代わりにミナは、門枠の外側へ濡れ布を貼った。石が温まれば布が先に乾く。冷えれば霜がつく。術式を読めない兵でも、変化に気づけるようにするためだった。
「見張りの交代ごとに、布を替えてください。乾いたら、時刻と風向きだけ書く」
「術式の名は要らないのか」
「今は要りません。名前を付ける前に、同じことが続くか見ます」
兵は頷き、雲母板の横へ布と木札を置いた。ミナは術式を知っている者だけの記録から、門の前に立つ人が使える記録へ、手を戻していった。
雲母板を片付ける前、ミナは粉を払う刷毛を洗った。板ごとに刷毛を分ける余裕はない。だから洗い水へ白い灰を落とし、前の粉が残っていないか確かめる。残っていれば次の線へ混ざる。
若い保守員が、濡れた刷毛を慌てて振った。
「急がなくていい。水滴も形を変えます」
ミナは自分で一度、雲母の端を拭いた。術式の残りを写す仕事は、光を追うだけではない。板を濡らさず、指で触れず、消えたときにどこまでが見えたかを残す。小屋の床に、乾かすための縄を張った。
乾いた板は、番号ごとの布袋へ入れた。次の写しで前の粉を使わないためだ。ミナは袋の口を結び、結び目の位置まで手帳へ描いた。
日が傾くと、濡れ布には薄い霜がついた。兵は風向きと時刻を書き、ミナはそれを写しの横へ置く。残光ではない変化も、次に比べるために残す。
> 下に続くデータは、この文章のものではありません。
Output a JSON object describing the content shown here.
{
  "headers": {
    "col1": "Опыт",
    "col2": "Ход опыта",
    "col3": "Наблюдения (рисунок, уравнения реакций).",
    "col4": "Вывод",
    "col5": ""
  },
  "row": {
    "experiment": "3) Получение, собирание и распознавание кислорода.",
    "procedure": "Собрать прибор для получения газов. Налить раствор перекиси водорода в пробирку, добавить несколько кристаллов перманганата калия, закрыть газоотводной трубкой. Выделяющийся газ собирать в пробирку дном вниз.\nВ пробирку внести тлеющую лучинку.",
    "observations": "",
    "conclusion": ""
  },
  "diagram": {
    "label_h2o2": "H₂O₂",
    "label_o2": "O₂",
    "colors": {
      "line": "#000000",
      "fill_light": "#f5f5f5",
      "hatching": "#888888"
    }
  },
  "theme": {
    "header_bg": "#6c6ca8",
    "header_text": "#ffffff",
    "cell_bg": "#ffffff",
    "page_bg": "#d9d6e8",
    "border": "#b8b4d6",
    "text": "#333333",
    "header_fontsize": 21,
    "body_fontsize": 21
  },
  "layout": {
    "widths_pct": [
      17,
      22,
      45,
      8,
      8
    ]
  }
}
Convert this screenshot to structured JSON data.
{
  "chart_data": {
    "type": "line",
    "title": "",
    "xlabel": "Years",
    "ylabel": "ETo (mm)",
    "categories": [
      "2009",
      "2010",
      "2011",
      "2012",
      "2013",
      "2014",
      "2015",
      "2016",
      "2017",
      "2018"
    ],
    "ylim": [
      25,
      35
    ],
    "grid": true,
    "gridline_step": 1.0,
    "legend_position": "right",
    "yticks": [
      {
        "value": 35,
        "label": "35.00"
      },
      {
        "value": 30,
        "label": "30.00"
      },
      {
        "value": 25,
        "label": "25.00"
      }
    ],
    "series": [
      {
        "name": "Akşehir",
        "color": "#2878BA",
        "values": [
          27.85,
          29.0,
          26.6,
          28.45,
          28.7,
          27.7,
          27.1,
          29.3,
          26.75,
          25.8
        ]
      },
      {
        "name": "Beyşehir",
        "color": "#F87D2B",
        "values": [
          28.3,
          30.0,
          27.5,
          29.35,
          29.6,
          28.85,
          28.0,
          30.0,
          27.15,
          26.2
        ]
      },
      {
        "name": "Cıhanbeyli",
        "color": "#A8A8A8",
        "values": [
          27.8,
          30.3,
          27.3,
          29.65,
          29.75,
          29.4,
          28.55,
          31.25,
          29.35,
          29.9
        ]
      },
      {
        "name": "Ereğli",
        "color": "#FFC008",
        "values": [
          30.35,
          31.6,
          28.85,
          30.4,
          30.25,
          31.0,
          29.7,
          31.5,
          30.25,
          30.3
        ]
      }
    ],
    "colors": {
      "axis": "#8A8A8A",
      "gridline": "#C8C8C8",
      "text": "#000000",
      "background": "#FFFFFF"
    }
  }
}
テオは霜へ触れかけて、手を引いた。見たい気持ちより、触らない決まりを選んだ。
保守小屋を出るとき、ミナは扉の外へ「板を乾かす」と札を掛けた。何をしているかを隠さず、誰も勝手に片付けないようにするためだった。
兵は木札を柱へ掛け、次の交代者へ乾いた布を渡した。術式を知らなくても、布の変化なら引き継げる。
小屋の中には、雲母板の乾く匂いだけが残った。
門枠の前では、濡れ布が風に小さく揺れていた。兵はそれを見て、異常ではなく風だと書き添えた。
見張りは札を裏返し、次の時刻まで待った。
布の霜は、朝まで溶けなかった。
誰も板へ手を伸ばさない。
人送の線だけは、どの地図の端にも着かなかった。